7 Comments Add your own

  • 1. fred m  |  July 14th, 2010 at 8:11 am

    Where are the data showing that lots of HS dropouts have already passed the MCAS?

    Please give a reference to the study that indicates this.

  • 2. Jim Stergios  |  July 14th, 2010 at 2:14 pm

    Fred: Here is a link to the reference: http://www.doe.mass.edu/news/news.aspx?id=3521. Hope this is helpful.

  • 3. fred m  |  July 14th, 2010 at 6:05 pm

    According to this report, in 2005-2006, 9,910 MA students dropped out of HS. Only 1,742 had passed MCAS.

    Overwhelmingly, most drop-outs did not pass MCAS.

    Failure to complete HS is a huge problem (particularly in some MA cities) and I submit from this data that MCAS is not helping.

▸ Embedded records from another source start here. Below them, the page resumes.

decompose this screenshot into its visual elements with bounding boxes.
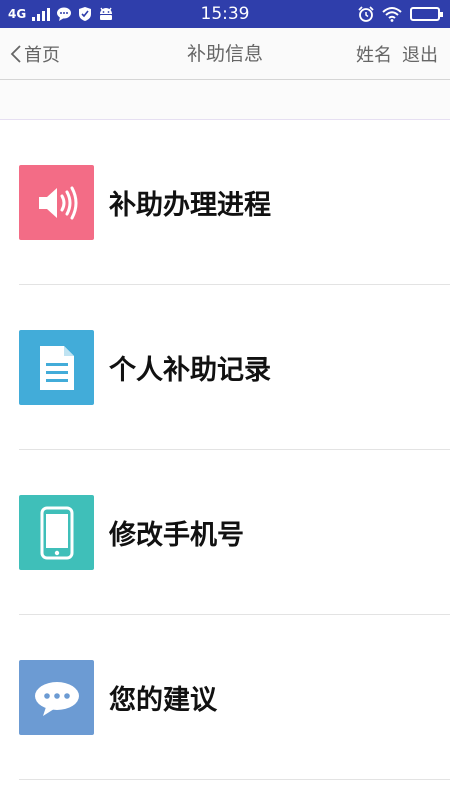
menu-item-change-phone[interactable]: 修改手机号 <box>0 450 450 615</box>
phone-tile <box>19 495 94 570</box>
nav-bar: 首页 补助信息 姓名 退出 <box>0 28 450 80</box>
nav-right: 姓名 退出 <box>356 28 438 80</box>
menu-list: 补助办理进程 个人补助记录 修改手机号 您的建议 <box>0 120 450 780</box>
menu-item-label: 修改手机号 <box>109 520 244 551</box>
alarm-icon <box>358 6 374 22</box>
back-label: 首页 <box>24 45 60 66</box>
chat-tile <box>19 660 94 735</box>
menu-item-progress[interactable]: 补助办理进程 <box>0 120 450 285</box>
menu-item-label: 您的建议 <box>109 685 217 716</box>
battery-icon <box>410 7 443 21</box>
document-tile <box>19 330 94 405</box>
phone-icon <box>40 506 73 559</box>
user-name-link[interactable]: 姓名 <box>356 41 392 67</box>
back-button[interactable]: 首页 <box>10 28 60 80</box>
menu-item-label: 补助办理进程 <box>109 190 271 221</box>
document-icon <box>39 345 74 390</box>
menu-item-suggestions[interactable]: 您的建议 <box>0 615 450 780</box>
menu-item-label: 个人补助记录 <box>109 355 271 386</box>
speaker-tile <box>19 165 94 240</box>
divider <box>19 779 450 780</box>
header-spacer <box>0 80 450 120</box>
menu-item-records[interactable]: 个人补助记录 <box>0 285 450 450</box>
chat-bubble-icon <box>34 681 79 716</box>
logout-button[interactable]: 退出 <box>402 41 438 67</box>
chevron-left-icon <box>10 45 21 63</box>
wifi-icon <box>382 7 402 22</box>
speaker-icon <box>38 186 77 219</box>
status-right <box>358 0 443 28</box>
status-bar: 4G 15:39 <box>0 0 450 28</box>
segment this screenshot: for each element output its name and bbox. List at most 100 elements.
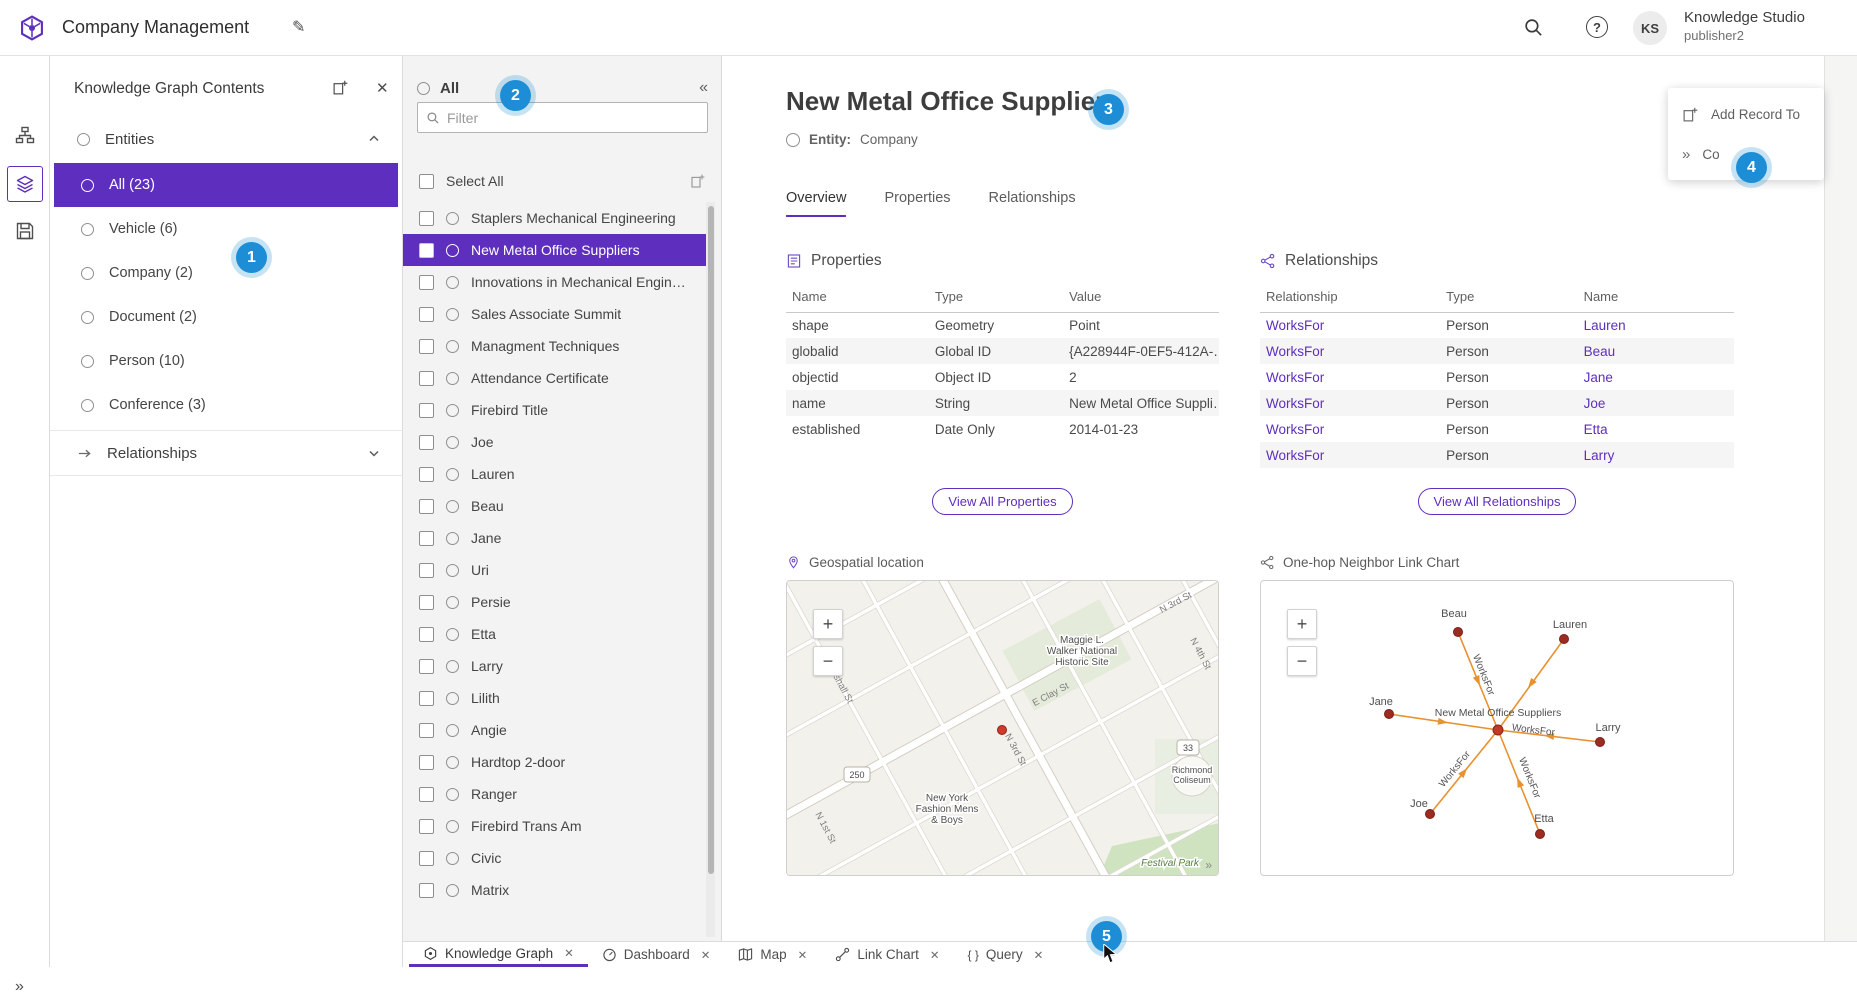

  • 4. Jim Stergios  |  July 14th, 2010 at 11:37 pm

    Fred: Senior year is the year by which high school kids have to pass the MCAS. They have five tries. With 72 percent of them already having passed the MCAS, I think it is a hard argument to make that the MCAS is getting them to drop out. For example, 9th-graders have not even seen the 10th-grade MCAS test. Text corrected – and sorry for the lack of precision on the year in question.

  • 5. fred m  |  July 15th, 2010 at 1:09 am

    OK, of seniors, 2,584 dropped out and 1,742 had already passed MCAS. (By the way, that’s 67%, not 72%.)

    Look at districts who are doing badly. They have big fail rates at the middle school level, and then things are much better at the 12th grade level, percentage-wise. Why is this? Because the kids who failed the middle school MCAS have dropped out. The graduating class sizes are smaller by the exact size of the cohort that’s failing on the middle school test.

    Why do you think strengthening the MCAS will help these kids? It’s clearly not working for them now.

  • 6. Mr. H  |  July 23rd, 2010 at 7:44 pm

    As a teacher, I completely support shortening the turnaround time in receiving MCAS results. Scheduling is a huge factor in a student’s success; if the DESE does not get MCAS results to us before the end of August (they never do) there is a big chance those students will end up in the wrong classes. This means that students will need to be rescheduled once the year has begun and routines are in place. (In my experience, this happens a lot in my school.) Often the students who are rescheduled are those who are less equipped to tolerate disruptions.

    This might seem trivial, but in my opinion it is a big deal. There is so much energy going into those first few weeks of classes, both on the parts of students and teachers, that it is very confusing for struggling students to be moved into a new class a few weeks into the term.

    Everybody is so eager to say that teachers are the big problem in education, and it is true there are many things we should do better; but we are not the only partner in the education business who needs to clean up its act.

  • 7. ron leary  |  October 10th, 2011 at 8:02 am

    Jim,
    As a retired teacher-coach for over forty years, I
    am witnessing an epidemic of teenage drinking and
    prescription pill taking. I coach three sports at the
    frosh level and I have seen a dramatic increase in stress. Most of their stress eminates from a more
    demanding curriculum to pass MCAS. The more the bar is raised, the more stress leads to avenues of
    alcohol and drugs. Please read the Surgeon Generals “CALL TO ACTION” http://www.surgeongeneral.gov.
    Maybe we can turn this around with a more
    balanced approach to education where we learn
    more about the intricate systems of the human
    body and the wonders of DNA. I believe that if kids
    learn the wonders of their body, they will not abuse
    it.
    The study of Nature and all its beauty would help
    them reduce stress as they immerse themselves
    with “a love for learning”. We have to bring back
    a methodology of “having fun learning” and reduce
    the stressful preparations for MCAS.
    The more we raise the bar, the more addictions
    we create. The Pioneer Institute could be a leader
    “a call for action”!!!!!!!!!!!!!!!!!!!!!!!!